Originally Published in the October 2013 Issue 1 of "The Mainsheet"
The new school year has begun. The first week jitters have faded away. The adjustment to new classes and teachers and classmates is slowly settling. Homework and tests and projects are piling up. And probably, most people are starting to feel at least a tiny bit overwhelmed (I know I am).
In spite of all the crazy stress that surround the life of the average Chadwick student, I have found that we don’t often enough step back and check in with ourselves and ask, in my humble opinion, life’s most important question: am I happy?
Happiness is sometimes the first thing thrown out the window when one has to worry about SATs, APs, homework, parents, life, boys, girls, relationships, friendships, college, sports, keeping in shape, being effortlessly cool and well dressed, and the countless stresses that plague our lives.

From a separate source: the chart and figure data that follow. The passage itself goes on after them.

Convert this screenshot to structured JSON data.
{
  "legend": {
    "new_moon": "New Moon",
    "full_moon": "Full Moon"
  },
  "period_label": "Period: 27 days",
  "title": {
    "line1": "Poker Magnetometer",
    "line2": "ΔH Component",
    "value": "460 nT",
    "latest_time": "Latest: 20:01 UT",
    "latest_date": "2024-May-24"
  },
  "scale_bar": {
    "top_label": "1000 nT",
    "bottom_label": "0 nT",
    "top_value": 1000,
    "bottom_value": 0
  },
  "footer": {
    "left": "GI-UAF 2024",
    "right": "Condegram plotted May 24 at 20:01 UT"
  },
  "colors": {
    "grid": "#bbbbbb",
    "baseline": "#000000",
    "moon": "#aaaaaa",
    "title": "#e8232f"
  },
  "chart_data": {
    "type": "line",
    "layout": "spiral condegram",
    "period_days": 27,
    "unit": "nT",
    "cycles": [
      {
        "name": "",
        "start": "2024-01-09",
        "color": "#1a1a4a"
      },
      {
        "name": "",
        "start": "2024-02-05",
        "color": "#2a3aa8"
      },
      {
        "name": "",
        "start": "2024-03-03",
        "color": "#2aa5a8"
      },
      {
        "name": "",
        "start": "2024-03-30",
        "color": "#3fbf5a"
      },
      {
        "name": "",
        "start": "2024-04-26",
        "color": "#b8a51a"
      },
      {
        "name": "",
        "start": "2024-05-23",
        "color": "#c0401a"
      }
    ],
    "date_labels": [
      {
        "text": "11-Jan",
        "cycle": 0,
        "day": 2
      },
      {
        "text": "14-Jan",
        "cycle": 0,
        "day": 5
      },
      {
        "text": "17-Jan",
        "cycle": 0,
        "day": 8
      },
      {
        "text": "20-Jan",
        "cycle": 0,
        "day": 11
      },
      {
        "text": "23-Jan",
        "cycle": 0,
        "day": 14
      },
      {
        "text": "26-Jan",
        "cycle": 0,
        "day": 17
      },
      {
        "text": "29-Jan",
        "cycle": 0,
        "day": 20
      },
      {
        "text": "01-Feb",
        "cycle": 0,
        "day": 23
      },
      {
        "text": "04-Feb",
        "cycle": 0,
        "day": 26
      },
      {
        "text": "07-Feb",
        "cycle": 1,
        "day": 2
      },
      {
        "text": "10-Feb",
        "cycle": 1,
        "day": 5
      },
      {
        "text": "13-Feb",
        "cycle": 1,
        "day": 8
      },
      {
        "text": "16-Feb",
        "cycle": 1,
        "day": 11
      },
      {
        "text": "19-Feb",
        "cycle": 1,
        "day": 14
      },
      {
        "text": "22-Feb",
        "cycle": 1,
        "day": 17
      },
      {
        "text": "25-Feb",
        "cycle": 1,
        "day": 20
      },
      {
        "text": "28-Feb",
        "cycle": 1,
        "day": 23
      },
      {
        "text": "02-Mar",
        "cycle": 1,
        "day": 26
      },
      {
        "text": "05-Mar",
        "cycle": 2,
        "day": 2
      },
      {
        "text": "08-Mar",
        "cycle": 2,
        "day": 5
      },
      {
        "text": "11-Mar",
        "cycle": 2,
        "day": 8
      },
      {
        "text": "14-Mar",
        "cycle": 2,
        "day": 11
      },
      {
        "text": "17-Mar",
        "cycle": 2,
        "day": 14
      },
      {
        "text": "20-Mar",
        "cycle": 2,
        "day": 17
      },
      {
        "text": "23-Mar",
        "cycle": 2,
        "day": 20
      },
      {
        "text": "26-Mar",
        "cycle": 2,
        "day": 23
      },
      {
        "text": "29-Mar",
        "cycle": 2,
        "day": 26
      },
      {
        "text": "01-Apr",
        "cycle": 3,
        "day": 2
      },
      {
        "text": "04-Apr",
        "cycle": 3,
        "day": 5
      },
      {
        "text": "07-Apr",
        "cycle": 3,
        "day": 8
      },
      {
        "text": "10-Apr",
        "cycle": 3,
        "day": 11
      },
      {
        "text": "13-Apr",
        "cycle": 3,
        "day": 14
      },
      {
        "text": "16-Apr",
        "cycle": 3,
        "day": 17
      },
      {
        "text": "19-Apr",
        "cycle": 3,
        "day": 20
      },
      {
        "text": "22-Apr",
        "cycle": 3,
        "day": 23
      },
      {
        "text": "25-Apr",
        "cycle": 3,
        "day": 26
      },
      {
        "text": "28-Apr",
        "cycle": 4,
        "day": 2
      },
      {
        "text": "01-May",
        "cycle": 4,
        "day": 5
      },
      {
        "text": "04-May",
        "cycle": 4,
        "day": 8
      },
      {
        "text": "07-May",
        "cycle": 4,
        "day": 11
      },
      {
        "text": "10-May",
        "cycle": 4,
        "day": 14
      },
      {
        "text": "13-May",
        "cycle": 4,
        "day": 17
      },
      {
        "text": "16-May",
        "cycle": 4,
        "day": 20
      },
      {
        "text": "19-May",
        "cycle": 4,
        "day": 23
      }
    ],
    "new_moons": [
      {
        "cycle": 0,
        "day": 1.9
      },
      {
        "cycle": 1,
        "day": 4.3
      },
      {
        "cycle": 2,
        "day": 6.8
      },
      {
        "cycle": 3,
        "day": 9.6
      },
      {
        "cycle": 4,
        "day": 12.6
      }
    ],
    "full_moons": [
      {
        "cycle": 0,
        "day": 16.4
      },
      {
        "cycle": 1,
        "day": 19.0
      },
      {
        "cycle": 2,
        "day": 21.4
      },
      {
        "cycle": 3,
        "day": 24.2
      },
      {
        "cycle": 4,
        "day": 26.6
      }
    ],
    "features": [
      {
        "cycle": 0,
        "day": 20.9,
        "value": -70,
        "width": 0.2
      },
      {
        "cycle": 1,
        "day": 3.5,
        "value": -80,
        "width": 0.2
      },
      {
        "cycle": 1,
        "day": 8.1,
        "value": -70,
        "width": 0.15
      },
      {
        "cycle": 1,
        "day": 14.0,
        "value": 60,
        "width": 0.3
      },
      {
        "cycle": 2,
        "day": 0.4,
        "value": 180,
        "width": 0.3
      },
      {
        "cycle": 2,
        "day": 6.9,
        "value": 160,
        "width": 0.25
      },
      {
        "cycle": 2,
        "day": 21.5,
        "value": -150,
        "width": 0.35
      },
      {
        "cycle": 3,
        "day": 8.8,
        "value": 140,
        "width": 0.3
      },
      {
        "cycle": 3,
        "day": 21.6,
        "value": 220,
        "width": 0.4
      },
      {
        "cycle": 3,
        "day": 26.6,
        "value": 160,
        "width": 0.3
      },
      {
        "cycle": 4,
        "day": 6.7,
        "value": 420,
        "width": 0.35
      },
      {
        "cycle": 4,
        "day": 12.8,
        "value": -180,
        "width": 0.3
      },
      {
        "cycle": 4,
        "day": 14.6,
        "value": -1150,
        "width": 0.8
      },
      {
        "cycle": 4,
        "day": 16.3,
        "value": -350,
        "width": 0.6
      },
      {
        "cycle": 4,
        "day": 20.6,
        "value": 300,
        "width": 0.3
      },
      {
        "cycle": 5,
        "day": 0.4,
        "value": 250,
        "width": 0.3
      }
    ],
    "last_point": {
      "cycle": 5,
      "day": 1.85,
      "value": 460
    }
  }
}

I will confess that because I am sometimes too self-aware and overly analytical and crazy, I can feel pulled down my all of these worries and then some.
Sometimes feeling happy is just too hard. It’s just too much effort. Basking in misery and self-pity can be sort of nice. Choosing not to think too much on the source of one’s unhappiness and instead just accept it can be the easy way out.
After a difficult year last year, I did a lot of self-reflecting over the summer. I asked myself the tough questions, the questions that were painful and hard to answer, questions that I may never have the answers too. I tried to pinpoint the things that were making me unhappy and the things that made me happy.
And for all of this thinking and reflecting and probing and analyzing, I came up with just one conclusion: I was fully capable of being happy. I just needed to try a little harder.
I needed to sleep. I needed to be easier on myself. I needed to be easier on others. I needed to not be afraid to be vulnerable, or let people in, or get hurt. I needed to love myself unconditionally and laugh at myself. I needed to be patient. I needed to live in the moment. I needed to stress less. I needed to care what people thought less. I needed to stop putting my self-worth in what other people thought or what people may think. I needed to go after what I want without mercy. I needed to not let anybody steal my joy. I needed to change my mindset. I needed to accept imperfection.
New Years and the start of the new school/work year are usually the times that most people make new resolutions. And so I have decided to make one for Chadwick School.
Without being too preachy (I know this is a little bit preachy), if every student, administrator, faculty member, and teacher took a vow to just love themselves a little more, to be a little less hard on others, and a little more forgiving of the mistakes that we are bound to make, wouldn’t we all be a little happier and less stressed?
We are imperfect beings. We need to stop holding ourselves to an unattainable, unhealthy level of perfect. It will never be achieved. “I was born to make mistakes, not to fake perfection,“ Drake once wisely said. The sooner we can accept that, the sooner we can all be a little bit happier.